Aujourd’hui, l’héritage du Grand Apartheid se manifeste par les inégalités d’accès aux services (santé et éducation en particulier) et à l’emploi, en d’autres termes, par un isolement persistant. Les anciens bantoustans sont les zones les plus sinistrées aujourd’hui encore.
1.2 Et au cinéma ?
Cette division du territoire se manifeste surtout par l’omniprésence du récit de l’exode rural: un jeune homme d’un bantoustan vient à la ville pour trouver du travail.
Dans ces trois films du début de l’apartheid, une focalisation s’opère sur les moyens de transports, qui signalent l’éloignement depuis la campagne jusqu’à la ville. C’est le train qui structure les rapports entre ville et campagne à l’écran.
La ville est, dans les trois films, un lieu de perdition. Diabolisée dans Cry, the Beloved Country, où elle pervertit les personnages noirs qui s’y rendent (sans pervertir particulièrement les personnages blancs), elle est dangereuse, remplie de criminels, dans Jim Comes to Joburg et Come Back, Africa.
En revanche, la portée idéologique des films diffère. Jim Comes to Joburg est un récit faussement naïf, dans lequel Jim, sorte de Candide sud-africain, rêve à son bantoustan en écoutant des chants traditionnels. Ceci vise, vous l’aurez compris, à alimenter la justification de la politique des bantoustans en représentant une soi-disant nostalgie du noir exilé à la ville pour sa campagne traditionnelle et idyllique.

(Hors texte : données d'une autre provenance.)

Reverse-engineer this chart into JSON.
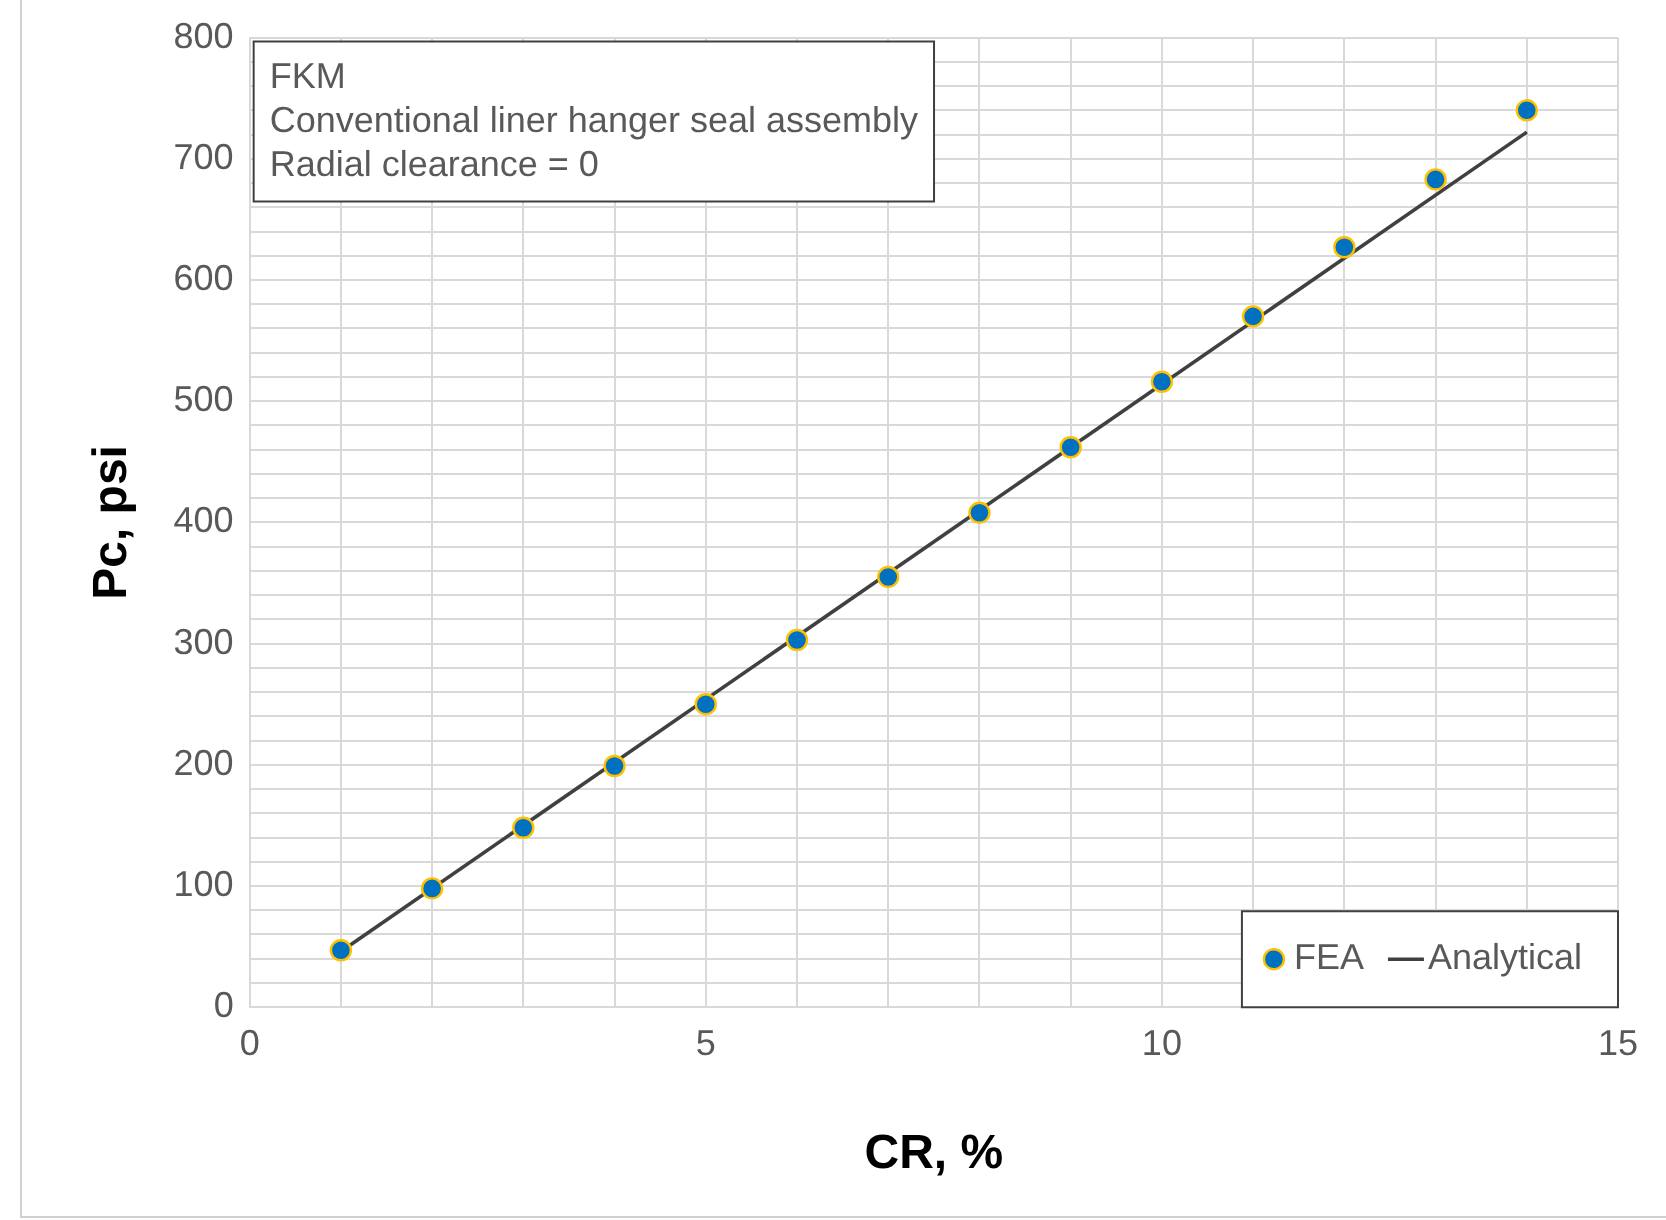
{
  "chart_data": {
    "type": "scatter",
    "xlabel": "CR, %",
    "ylabel": "Pc, psi",
    "annotations": [
      "FKM",
      "Conventional liner hanger seal assembly",
      "Radial clearance = 0"
    ],
    "xlim": [
      0,
      15
    ],
    "xticks": [
      0,
      {
        "value": 1,
        "label": null
      },
      {
        "value": 2,
        "label": null
      },
      {
        "value": 3,
        "label": null
      },
      {
        "value": 4,
        "label": null
      },
      5,
      {
        "value": 6,
        "label": null
      },
      {
        "value": 7,
        "label": null
      },
      {
        "value": 8,
        "label": null
      },
      {
        "value": 9,
        "label": null
      },
      10,
      {
        "value": 11,
        "label": null
      },
      {
        "value": 12,
        "label": null
      },
      {
        "value": 13,
        "label": null
      },
      {
        "value": 14,
        "label": null
      },
      15
    ],
    "ylim": [
      0,
      800
    ],
    "yticks": [
      0,
      {
        "value": 20,
        "label": null
      },
      {
        "value": 40,
        "label": null
      },
      {
        "value": 60,
        "label": null
      },
      {
        "value": 80,
        "label": null
      },
      100,
      {
        "value": 120,
        "label": null
      },
      {
        "value": 140,
        "label": null
      },
      {
        "value": 160,
        "label": null
      },
      {
        "value": 180,
        "label": null
      },
      200,
      {
        "value": 220,
        "label": null
      },
      {
        "value": 240,
        "label": null
      },
      {
        "value": 260,
        "label": null
      },
      {
        "value": 280,
        "label": null
      },
      300,
      {
        "value": 320,
        "label": null
      },
      {
        "value": 340,
        "label": null
      },
      {
        "value": 360,
        "label": null
      },
      {
        "value": 380,
        "label": null
      },
      400,
      {
        "value": 420,
        "label": null
      },
      {
        "value": 440,
        "label": null
      },
      {
        "value": 460,
        "label": null
      },
      {
        "value": 480,
        "label": null
      },
      500,
      {
        "value": 520,
        "label": null
      },
      {
        "value": 540,
        "label": null
      },
      {
        "value": 560,
        "label": null
      },
      {
        "value": 580,
        "label": null
      },
      600,
      {
        "value": 620,
        "label": null
      },
      {
        "value": 640,
        "label": null
      },
      {
        "value": 660,
        "label": null
      },
      {
        "value": 680,
        "label": null
      },
      700,
      {
        "value": 720,
        "label": null
      },
      {
        "value": 740,
        "label": null
      },
      {
        "value": 760,
        "label": null
      },
      {
        "value": 780,
        "label": null
      },
      800
    ],
    "grid": true,
    "legend": "bottom right",
    "series": [
      {
        "name": "FEA",
        "marker": "circle",
        "color": "#0070c0",
        "x": [
          1,
          2,
          3,
          4,
          5,
          6,
          7,
          8,
          9,
          10,
          11,
          12,
          13,
          14
        ],
        "values": [
          47,
          98,
          148,
          199,
          250,
          303,
          355,
          408,
          462,
          516,
          570,
          627,
          683,
          740
        ]
      },
      {
        "name": "Analytical",
        "type": "line",
        "marker": "none",
        "color": "#404040",
        "x": [
          1,
          14
        ],
        "values": [
          46,
          722
        ]
      }
    ]
  }
}
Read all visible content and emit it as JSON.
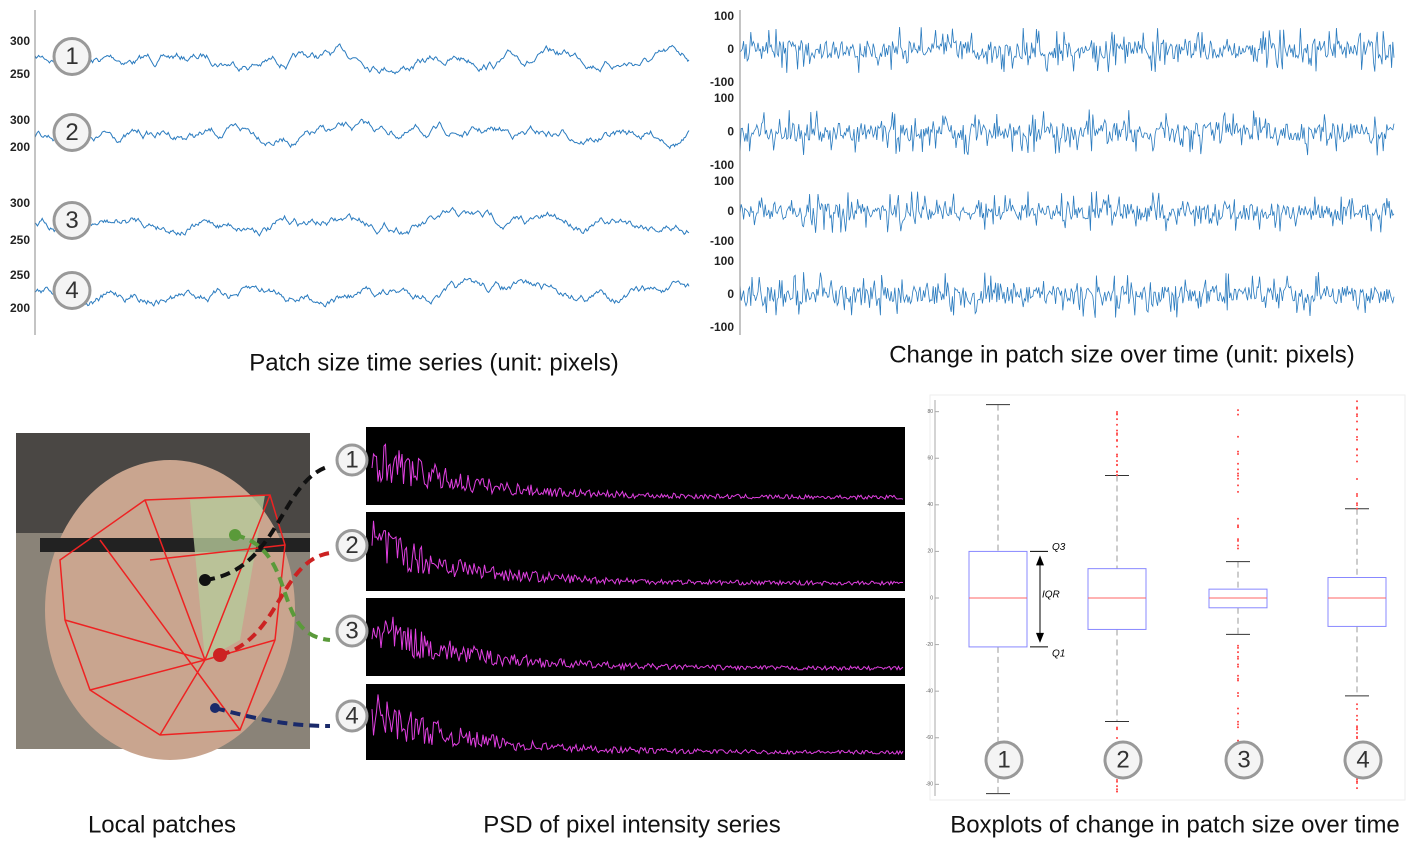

Seul Come Back, Africa présente l’arrivée à la ville comme une conséquence de l’apartheid (il n’y a pas d’emploi dans les bantoustans). La tragédie ne procède pas de la faiblesse des personnages mais de l’injustice du système. Le film, tourné clandestinement, hors contrôle du régime, présente d’ailleurs les conditions de vie dans les townships comme très difficiles et révèlent ainsi que l’abandon par le gouvernement (cf. photo).
1.3 Divisions du territoire post-apartheid et opposition ville/campagne
Nous retrouvons dans l’époque contemporaine cette opposition entre campagne et ville. Si la plupart des films choisissent l’un ou l’autre des contextes, certains montrent encore des migrations internes.
Ainsi, Max and Mona retrace l’histoire d’un jeune homme venu d’un minuscule village du nord du pays pour étudier à Johannesburg. Le personnage présente des similitudes avec celui de Jim. A peine arrivé en ville, il se fait voler ses effets personnels et sa naïveté est à toute épreuve.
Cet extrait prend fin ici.